Dealing with the crisis “is forcing us to change everything; the way we produce agricultural products, how we move around, how we generate energy and the way we build our homes,” he said, according to the news agency Reuters.

The Greek fires burned more than a quarter million acres of pine forest, with the island of Evia and areas of the Peloponnese, including near the archaeological site of the ancient Olympics, also hit, the report noted.

Mitsotakis told lawmakers an earlier public apology for the disaster was also a call for action to become better at tackling such phenomena.

“We were called to put out 1,279 wildfires … the majority were tackled in the beginning but some got away. Preparedness was not adequate,” he said, unlike SYRIZA leader Alexis Tsipras who as premier during the 2018 fires said that he accepted only “political responsibility.” Officials during his tenure are being investigated and prosecuted for alleged failures.

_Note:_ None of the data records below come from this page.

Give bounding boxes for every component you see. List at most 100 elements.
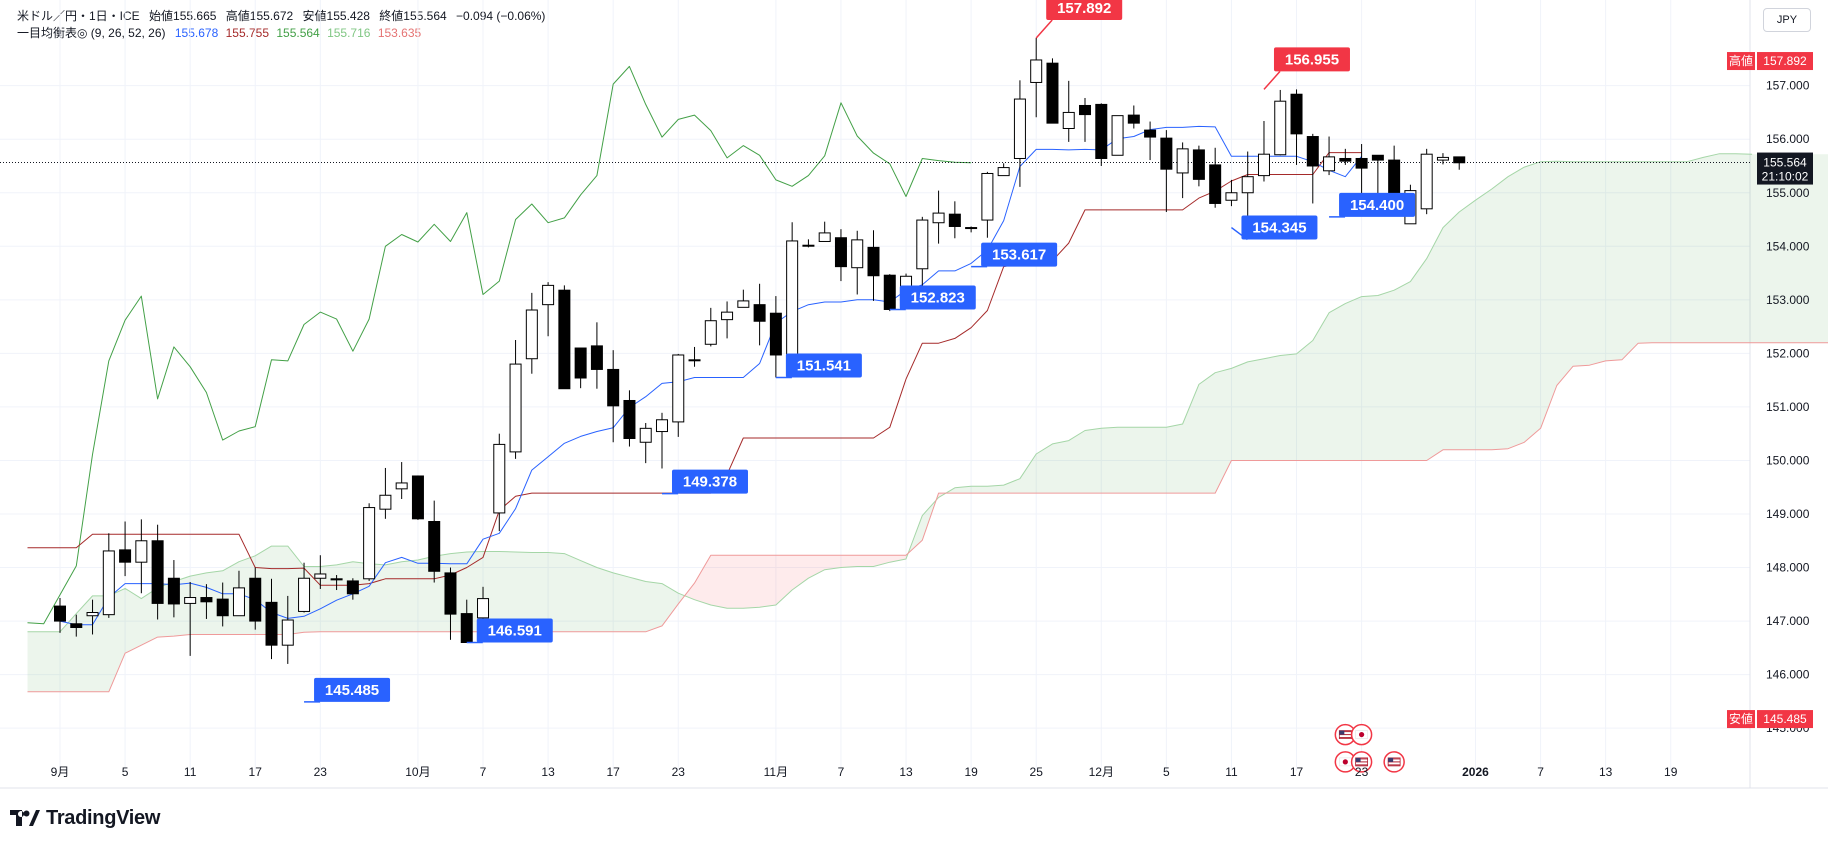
candle-body xyxy=(298,577,311,612)
callout-label: 154.400 xyxy=(1350,197,1404,214)
side-label-value: 145.485 xyxy=(1763,712,1807,726)
legend-close: 終値155.564 xyxy=(379,9,447,23)
us-flag-icon[interactable] xyxy=(1334,723,1357,746)
candle-body xyxy=(460,613,473,644)
legend-kijun-value: 155.755 xyxy=(225,26,269,40)
callout-label: 154.345 xyxy=(1252,220,1306,237)
candle-body xyxy=(1290,93,1303,135)
flag-canton xyxy=(1339,730,1345,735)
event-markers[interactable] xyxy=(1334,723,1405,773)
candle-body xyxy=(769,312,782,356)
price-callout: 146.591 xyxy=(466,618,553,644)
time-tick-label: 17 xyxy=(607,765,621,779)
price-tick-label: 150.000 xyxy=(1766,453,1810,467)
candle-body xyxy=(493,443,506,514)
candle-body xyxy=(558,289,571,390)
legend-chikou-value: 155.564 xyxy=(276,26,320,40)
candle xyxy=(151,524,164,620)
side-label-name: 高値 xyxy=(1729,53,1753,68)
candle xyxy=(542,282,555,337)
callout-label: 149.378 xyxy=(683,474,737,491)
legend-indicator-name[interactable]: 一目均衡表◎ (9, 26, 52, 26) xyxy=(17,26,166,40)
candle-body xyxy=(1453,156,1466,164)
price-tick-label: 156.000 xyxy=(1766,132,1810,146)
us-flag-icon[interactable] xyxy=(1383,751,1405,773)
jp-flag-icon[interactable] xyxy=(1350,723,1373,746)
candle xyxy=(1046,58,1059,124)
price-tick-label: 152.000 xyxy=(1766,346,1810,360)
candle xyxy=(167,560,180,618)
candle-body xyxy=(1095,103,1108,159)
senkou-span-a-line xyxy=(27,153,1753,633)
candle xyxy=(1111,115,1124,156)
price-axis[interactable]: 145.000146.000147.000148.000149.000150.0… xyxy=(1727,52,1813,735)
tradingview-logo[interactable]: TradingView xyxy=(10,806,160,830)
callout-label: 146.591 xyxy=(488,623,542,640)
candle xyxy=(655,412,668,469)
candle xyxy=(184,581,197,656)
candle-body xyxy=(265,601,278,646)
time-axis[interactable]: 9月 5 11 17 23 10月 7 13 17 23 11月 7 13 19 25 12月 5 11 17 23 2… xyxy=(51,765,1678,779)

Mitsotakis said saving lives took precedence over property and forests. Two people died, a volunteer firefighter hit by a falling police and another who had smoke inhalation but no one burned to death as happened in 2018.

Mitsotakis, who has approved a 500-million-euro ($587 million) aid budget for Evia and the Attica region around Athens, said the protracted heatwave had turned forests into powder kegs, added Reuters.

“It is wrong to say that wildfires are only put out from the air. We cannot have a helicopter above every home,” he said, but pledged to increase aerial firefighting capacities and set up a force able to operate efficiently inside forests.